このQEDシリーズは,鬼,河童,竹取物語などという昔からの闇の世界や,坂本竜馬,熊野古道などの歴史の謎を,現代の殺人事件にからめて解決する本格推理小説で,謎解きの面白さに溢れている,私の好きなシリーズです。
今回の作品では,百人一首マニアの富豪殺人事件の謎と百人一首自身の謎を,このシリーズの名探偵,漢方薬局に勤める薬剤師,桑原崇が解決します。どちらかというと,現代の殺人事件の方より,なぜ百人一首は各作者の代表作でなく,駄作が多く採られているかという百人一首の謎を解く方に力が注がれています。現代の殺人事件の方は,自分自身薬剤師であるの著者による薬学・医学知識を生かしたミステリーで,読者にとって興味深々な不思議な現象が被害者によって語られるものの,その解決は医学的,薬学的なもので,解決のカタルシスはいまいち。メイントリックも,医学知識を持っていないものには解決しようもないものですが,聞いてみれば素人にも十分理解できて,それはそれで面白い。

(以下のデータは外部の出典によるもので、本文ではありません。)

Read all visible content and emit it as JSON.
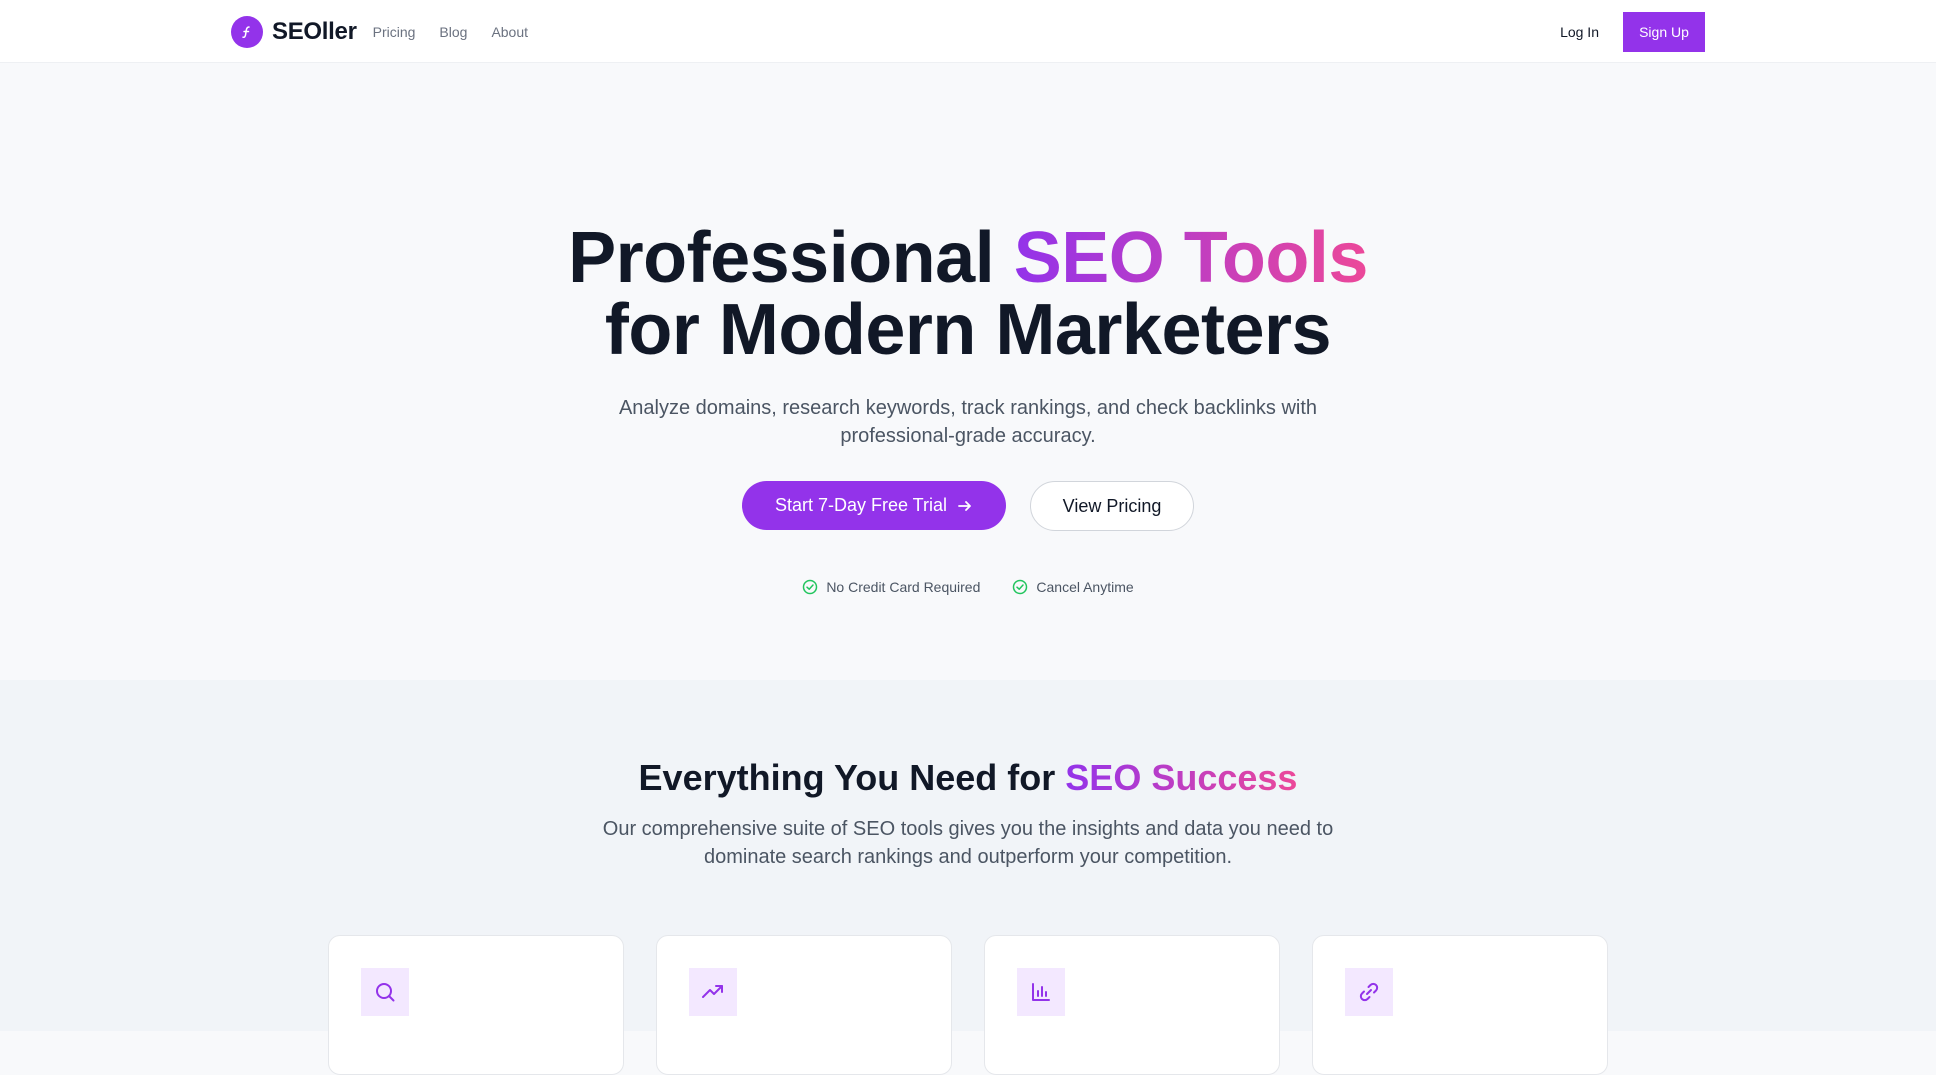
{
  "nav": {
    "brand": "SEOller",
    "links": [
      "Pricing",
      "Blog",
      "About"
    ],
    "login": "Log In",
    "signup": "Sign Up"
  },
  "hero": {
    "title_part1": "Professional ",
    "title_highlight": "SEO Tools",
    "title_part2": "for Modern Marketers",
    "subtitle": "Analyze domains, research keywords, track rankings, and check backlinks with professional-grade accuracy.",
    "cta_primary": "Start 7-Day Free Trial",
    "cta_secondary": "View Pricing",
    "badges": [
      "No Credit Card Required",
      "Cancel Anytime"
    ]
  },
  "features": {
    "title_part1": "Everything You Need for ",
    "title_highlight": "SEO Success",
    "subtitle": "Our comprehensive suite of SEO tools gives you the insights and data you need to dominate search rankings and outperform your competition.",
    "card_icons": [
      "search-icon",
      "trending-up-icon",
      "bar-chart-icon",
      "link-icon"
    ]
  },
  "colors": {
    "accent": "#9333ea",
    "accent_pink": "#ec4899",
    "check_green": "#22c55e"
  }
}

この作品,百人一首をよく知らない私は,おそらくこの本の1/10くらいしか楽しめていないと思います。百人一首を覚えている人ならば,この作品の中心テーマといっていい百人一首の謎解きの方も,十二分に堪能できただろうと思います。読者が決して百人一首をよく知っている必要はありませんが,知っていれば10倍楽しめる作品でしょう。